Kemp began to worry early in her tenure when the school board refused to purchase new biology textbooks with content pertaining to evolution.

"Board members spoke up, stood out and said, 'I am opposed to the theory of evolution, and I do not want it taught in classrooms in Blount County.' It was very blatant," says Kemp. "I remember staring at the floor and thinking, 'I don't believe we're having this conversation.' I was so out of touch with the religious political views of that board, that this stunned even me. And, I remember thinking, 'I'm in the wrong place, I don't fit in here. This conversation shouldn't even be happening.'"

Kemp stayed for two more years before moving on to another job as dean at a local liberal arts college. And as she feared, the school board continued to take an even more conservative, fundamentalist turn after she left.

In January of 2005, the Blount County School Board unanimously passed a resolution to include a "variety of scientific theories about origins." The vote happened quickly and without a word of opposition.

"God was smiling when he made this part of the world," says Don McNelly, the school board member who wrote the language for the new resolution on evolution. He's a retired professor of education. "The area in science dealing with Darwin's theory is very ingrained, and it is quite sacrosanct to many of them within the field. More and more evidence is making it clear areas within Darwin's theory that are being challenged. Some errors were made and these need to be discussed."

Biology teachers were due to implement the new policy during this school year, but the new principal of Heritage High wouldn't talk to us, saying that was a kettle of fish she didn't want to stir up.

But the parents in Blount County seem to agree with the board.

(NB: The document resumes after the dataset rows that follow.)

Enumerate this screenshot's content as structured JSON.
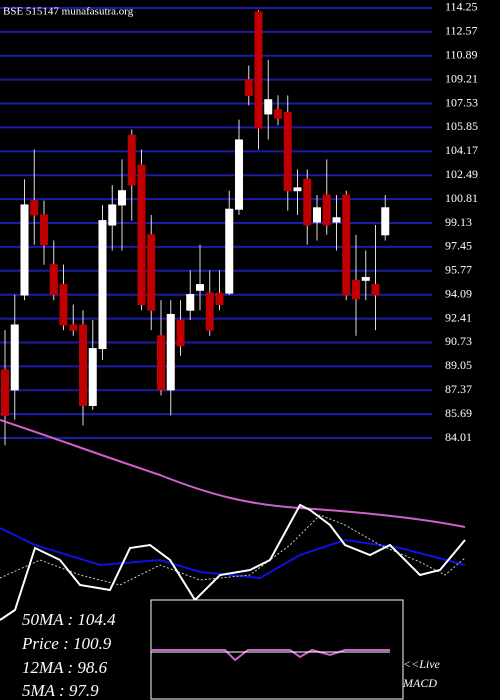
{
  "chart_data": {
    "type": "candlestick",
    "title": "BSE 515147 munafasutra.org",
    "open": [
      88.8,
      87.4,
      94.07,
      100.7,
      99.7,
      96.2,
      94.8,
      91.96,
      91.96,
      86.3,
      90.3,
      98.99,
      100.4,
      105.3,
      103.2,
      98.3,
      91.2,
      87.4,
      92.3,
      93.0,
      94.4,
      94.2,
      94.2,
      94.2,
      100.1,
      109.2,
      113.97,
      106.8,
      107.1,
      106.9,
      101.4,
      102.2,
      99.2,
      101.1,
      99.2,
      101.1,
      95.1,
      95.1,
      94.8,
      98.3
    ],
    "high": [
      91.6,
      94.1,
      102.2,
      104.3,
      100.7,
      97.9,
      96.2,
      93.4,
      93.0,
      92.3,
      100.4,
      101.8,
      103.6,
      105.7,
      104.3,
      99.7,
      93.7,
      93.7,
      93.7,
      95.8,
      97.6,
      95.8,
      95.8,
      101.4,
      106.4,
      110.2,
      114.1,
      110.6,
      108.1,
      108.1,
      102.9,
      102.9,
      101.1,
      103.6,
      101.1,
      101.4,
      98.3,
      97.2,
      98.99,
      101.1
    ],
    "low": [
      83.5,
      85.3,
      93.7,
      97.6,
      96.2,
      93.7,
      91.6,
      91.2,
      84.9,
      86.0,
      89.5,
      97.2,
      97.2,
      99.3,
      93.0,
      91.6,
      87.0,
      85.6,
      89.8,
      92.3,
      93.0,
      91.2,
      93.0,
      94.07,
      99.7,
      107.4,
      104.3,
      105.0,
      106.0,
      100.0,
      99.7,
      97.6,
      97.9,
      98.3,
      97.2,
      93.7,
      91.2,
      93.7,
      91.6,
      97.9
    ],
    "close": [
      85.6,
      91.96,
      100.4,
      99.7,
      97.6,
      94.1,
      91.96,
      91.6,
      86.3,
      90.3,
      99.3,
      100.4,
      101.4,
      101.8,
      93.4,
      93.0,
      87.4,
      92.7,
      90.5,
      94.1,
      94.8,
      91.6,
      93.4,
      100.1,
      104.97,
      108.1,
      105.8,
      107.8,
      106.5,
      101.4,
      101.6,
      99.0,
      100.2,
      99.0,
      99.5,
      94.07,
      93.8,
      95.3,
      94.07,
      100.2
    ],
    "up_color": "#ffffff",
    "down_color": "#c00000",
    "grid_color": "#1c1ca8",
    "grid": true,
    "ylim": [
      83.17,
      114.81
    ],
    "yticks": [
      114.25,
      112.57,
      110.89,
      109.21,
      107.53,
      105.85,
      104.17,
      102.49,
      100.81,
      99.13,
      97.45,
      95.77,
      94.09,
      92.41,
      90.73,
      89.05,
      87.37,
      85.69,
      84.01
    ],
    "annotations": [
      "50MA : 104.4",
      "Price : 100.9",
      "12MA : 98.6",
      "5MA : 97.9"
    ],
    "macd_label": [
      "<<Live",
      "MACD"
    ]
  }
}
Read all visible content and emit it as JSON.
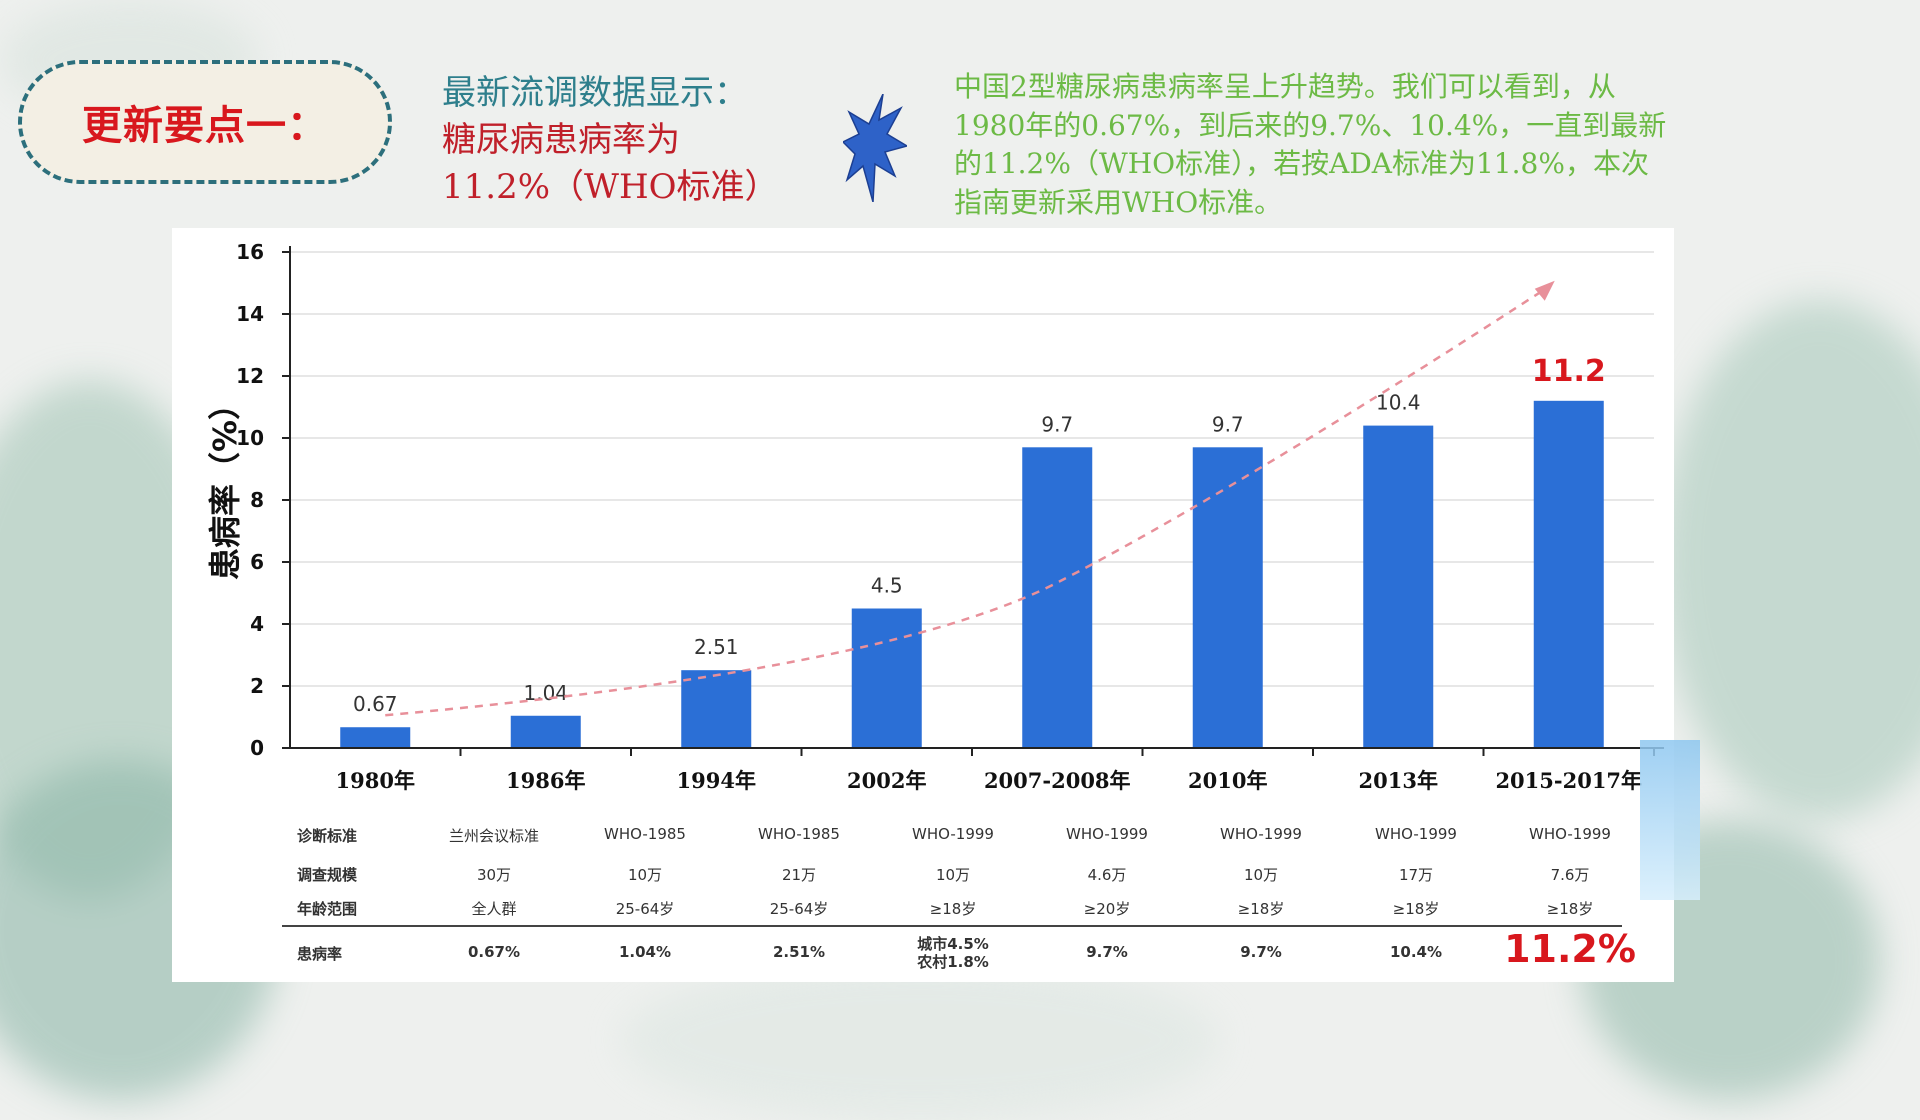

"The kids should have both sides," says one parent. "They have both sides in everything, elections, they have both sides in everything else. So why not in this?"

"As long as they teach my kids that God created man, we did not evolve from no apes, I don't care," says another. "If they start teaching them that, I'll home school them." A man adds, "But I don't think it should be required to study human evolution if it interferes with a personal belief. It's like sex ed, you don't have to take that. It's personal preference. Same thing. Same concept."